Business students until last week had been required to dress in business attire in exchange for "participation points." That meant collared shirts for men, no jeans, miniskirts, flip-flops or shorts. For extra credit students could add ties, jackets, dress shoes, makeup and nylons, according to a handout circulated to students.
The handout doesn't say whether male students would also get extra credit for makeup and nylons.
Principal Jeffrey Horn said he immediately struck makeup from the list of "extra credit" options when he found out about it late last week.
"Makeup was just one of a laundry list of suggestions," Horn said. "The rest of the attire recommendations are appropriate."
Unlike controversial "standard school attire" or "Dress for Success" programs, under which schools require students to follow a stricter dress code than the regular district regulation, the business department's program at Green Valley is optional, Horn said.
School administration does, however, strongly enforce the district's dress code regulation, which prohibits skimpy mini-skirts, spaghetti-strapped shirts and low-riding pants. Students also have been ordered to remove facial piercings.
Green Valley's program is a new wrinkle in an ongoing debate in the Clark County School District over dress code. Some parents have voiced concerns that honors students -- including a Liberty High School junior -- have been disciplined and even suspended for not complying with stricter dress code enforced at some schools. Other parents and students praise the policy, saying it reduces competition and returns the focus to education.
The Clark County School Board is set to discuss the issue at a work session Oct. 14. The School Board is expected to consider several options, including revising the existing regulation to no longer allow principals alone to determine the severity of the campus dress code policy.
At Advanced Technologies Academy, students in the business and finance magnet program are expected to don professional attire one day a week, said teacher Bonnie Harmon. At the beginning of the year parents are given a list of recommended guidelines and are asked to sign a contract stating that their child will participate. Parents may also request that their child be exempted from any of the requirements, Harmon said.
The guidelines were devised after talking to business professionals, Harmon said.
"We based this on industry standards," Harmon said. "The banks in town may be the most conservative. (For women) they prefer very little makeup, if any."

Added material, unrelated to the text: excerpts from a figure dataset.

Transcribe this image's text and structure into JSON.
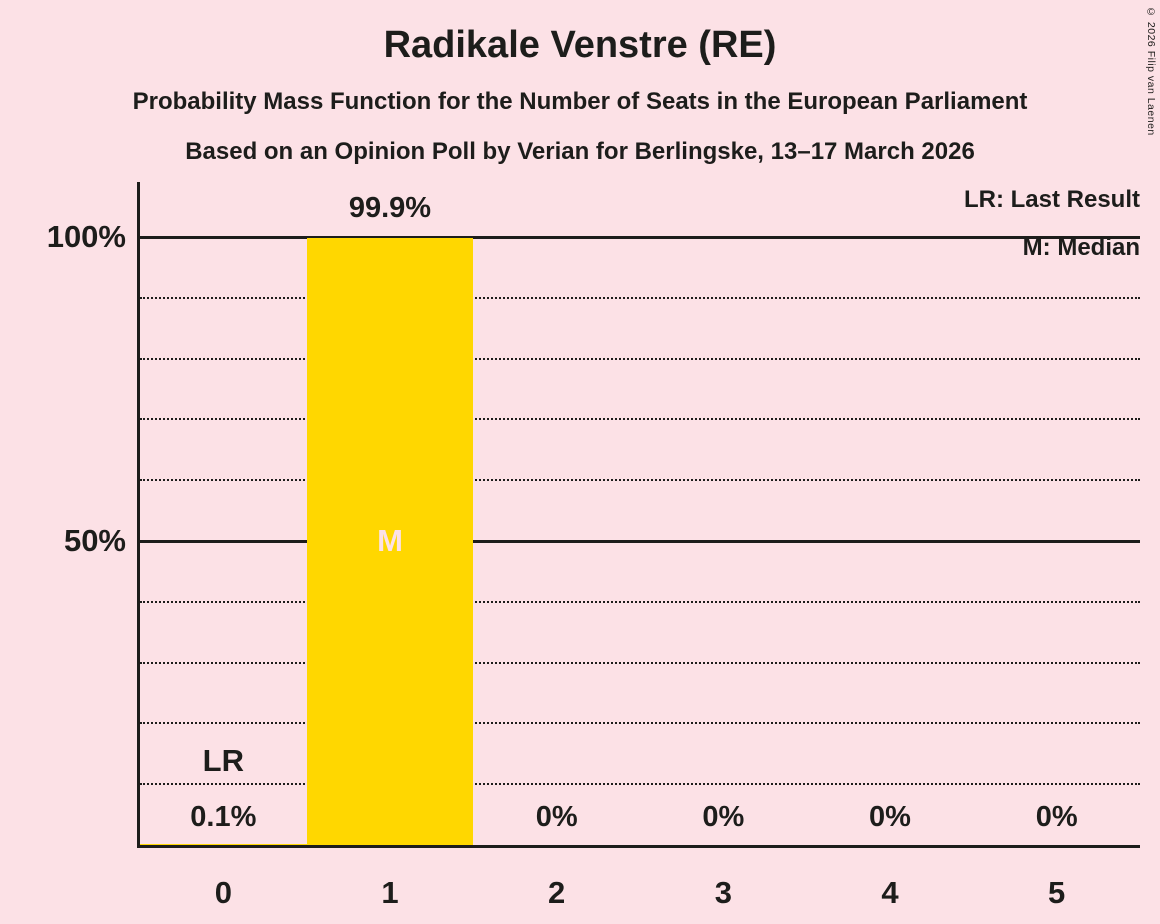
{
  "page": {
    "title": "Radikale Venstre (RE)",
    "subtitle1": "Probability Mass Function for the Number of Seats in the European Parliament",
    "subtitle2": "Based on an Opinion Poll by Verian for Berlingske, 13–17 March 2026",
    "copyright": "© 2026 Filip van Laenen"
  },
  "legend": {
    "lr": "LR: Last Result",
    "m": "M: Median"
  },
  "colors": {
    "background": "#fce1e6",
    "bar": "#ffd700",
    "text": "#1d1d1b",
    "median_label": "#fce1e6"
  },
  "chart_data": {
    "type": "bar",
    "title": "Radikale Venstre (RE)",
    "categories": [
      "0",
      "1",
      "2",
      "3",
      "4",
      "5"
    ],
    "values": [
      0.1,
      99.9,
      0,
      0,
      0,
      0
    ],
    "value_labels": [
      "0.1%",
      "99.9%",
      "0%",
      "0%",
      "0%",
      "0%"
    ],
    "ylim": [
      0,
      100
    ],
    "yticks": [
      {
        "value": 100,
        "label": "100%"
      },
      {
        "value": 50,
        "label": "50%"
      }
    ],
    "solid_gridlines": [
      50,
      100
    ],
    "dotted_gridlines": [
      10,
      20,
      30,
      40,
      60,
      70,
      80,
      90
    ],
    "median_index": 1,
    "median_marker": "M",
    "last_result_index": 0,
    "last_result_marker": "LR",
    "legend_position": "top-right",
    "grid": "horizontal-dotted"
  }
}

Student participation hovers near 100 percent, she said.
"It's very successful -- it adds a professional touch," Harmon said. "In fairness to the children and the parents, we can't ask them to do this more than one day a week. Most teenagers just don't have that extensive of a business wardrobe."
Lauren Kohut-Rost, superintendent of the district's southeast region, said she would be comfortable with requiring schools to conduct parental surveys prior to implementing "Dress for Success" or "standard school attire" policies. There are nine elementary schools in the southeast region that require students to wear uniforms as part of a pilot study. Those schools were required to have at least 51 percent of parents return surveys with a 70 percent approval rate.
"Anytime you're providing more information, you're educating the community," Kohut-Rost said.